Jolene’s mom is addicted to oxycodone after a severe injury in an auto accident. She is incapacitated and completely ignores her daughter. Jolene finds some joy at the library watching “The Desert Aviator,” a live-stream show starring a young girl who flies an Ultralight plane over the Arizona desert. The two become friends, and then one day, as Jolene watches, Addie screams and crashes the Ultralight into the desert floor. The audio and visual livestream is immediately lost.
Jolene is terrified for her friend. But everybody, from the Librarian to a local cop to the ranger station in the desert, refuses to listen to her. No one believes her.

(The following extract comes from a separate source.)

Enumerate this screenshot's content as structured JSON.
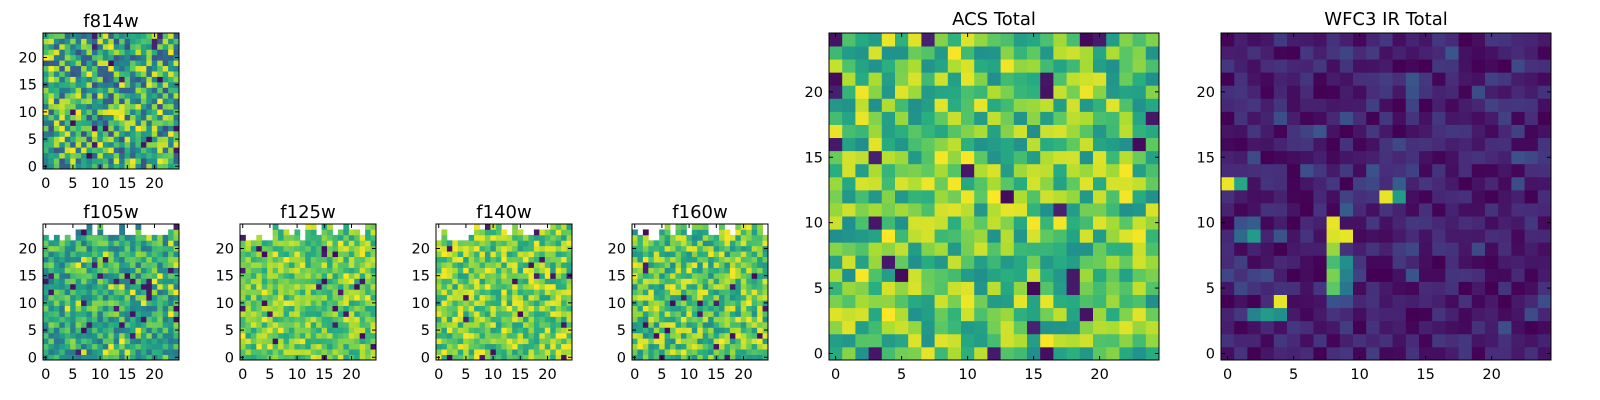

Even her mother is so spaced out that she can’t respond to Jolene’s pleas. And so the girl sets out on her own with her mom’s cell phone and charger, a credit card, a jug of water, some snacks, and a map she’s drawn to rescue her only “friend.” According to Jolene’s map, the crash is 300 miles away.
The following journey is arduous and desperate. Terrible things happen to Jolene, but she presses on, knowing the urgency of Addie’s situation. Along the way, a 17-year-old girl, Martina, is dragged into the impossible rescue and provides some help that a 12-year-old couldn’t manage.
But they run out of water and cell phone service. They are injured, exhausted, and out of strength. Despite all the obstacles, Jolene never loses sight of her goal and finally glimpses the crashed ultralight.
But the worst of the journey is ahead, with a very sick and injured Addie. Can they all survive?
Jolene’s strength and resilience will inspire readers. And the help that finally comes from strangers will encourage anyone who feels they are in desperate or hopeless circumstances. I highly recommend the book to adults as well as kids.